View from Federal perspective overlooking the creek to the north bank. “All was disorder and excitement; the field was full of men running for their very lives, and it was almost impossible to make any resistance to the tide of humanity pressing down upon us.”

Emerging once more into the present and the hot June sun, the Confederate attack lines would have spread out for roughly one mile in each direction. The right wing of the Confederate offensive, behind the padlocked metal barrier on your left as you exit the woods, is protected Federal parkland, mostly cornfields and grassland.

View of the rolling landscape where a portion of the Confederate right wing amassed, including our Virginia ancestors of Pickett’s brigade. They would have advanced from the tree line toward and past the camera.
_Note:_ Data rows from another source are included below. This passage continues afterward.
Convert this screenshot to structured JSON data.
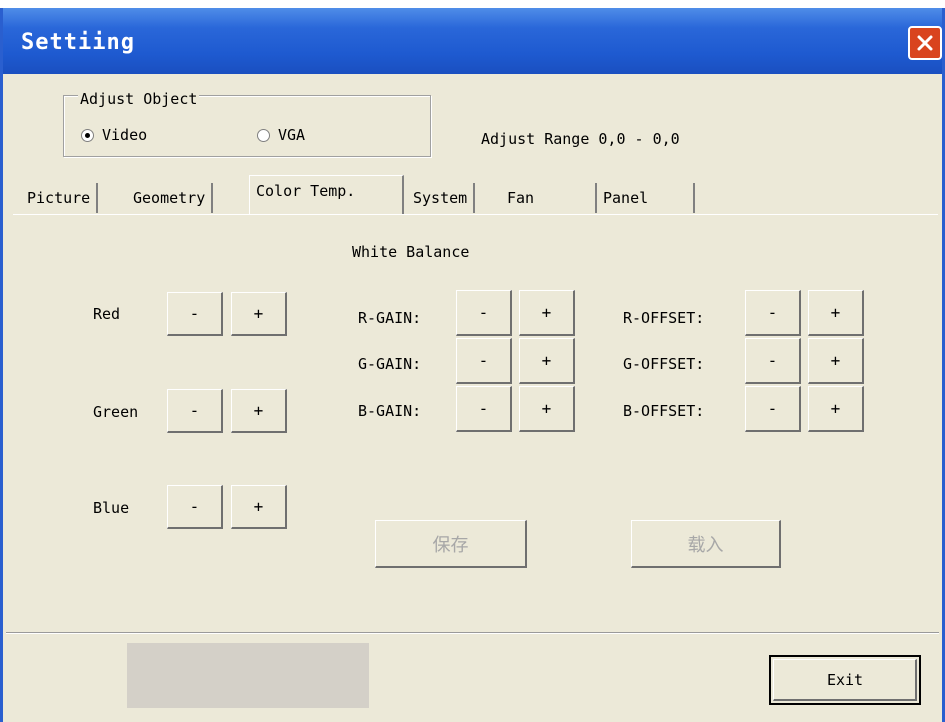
{
  "window": {
    "title": "Settiing"
  },
  "adjust_object": {
    "legend": "Adjust Object",
    "options": [
      {
        "label": "Video",
        "selected": true
      },
      {
        "label": "VGA",
        "selected": false
      }
    ]
  },
  "adjust_range": "Adjust Range 0,0 - 0,0",
  "tabs": [
    {
      "label": "Picture"
    },
    {
      "label": "Geometry"
    },
    {
      "label": "Color Temp.",
      "active": true
    },
    {
      "label": "System"
    },
    {
      "label": "Fan"
    },
    {
      "label": "Panel"
    }
  ],
  "white_balance": {
    "heading": "White Balance",
    "colors": [
      {
        "label": "Red"
      },
      {
        "label": "Green"
      },
      {
        "label": "Blue"
      }
    ],
    "gains": [
      {
        "label": "R-GAIN:"
      },
      {
        "label": "G-GAIN:"
      },
      {
        "label": "B-GAIN:"
      }
    ],
    "offsets": [
      {
        "label": "R-OFFSET:"
      },
      {
        "label": "G-OFFSET:"
      },
      {
        "label": "B-OFFSET:"
      }
    ],
    "minus": "-",
    "plus": "+",
    "save_label": "保存",
    "load_label": "载入"
  },
  "footer": {
    "exit_label": "Exit"
  },
  "colors": {
    "titlebar": "#2a67d9",
    "window_bg": "#ece9d8",
    "close": "#d9441e"
  }
}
The bulk of the historic left wing to your right is private farmland. Some stretches are open for about one hundred yards, others for as many as 500 yards to the nearest tree cover, protection from both sun and artillery, at least until the attacks began across the open fields. Dragonflies and grasshoppers flit in and around the trail, which also hosts other (somewhat less appreciated) native creatures. A small price nonetheless for the opportunity to see, to walk, and to measure the ground; and to honor and remember those forced to endure agonies very few of us will ever have to face, please God.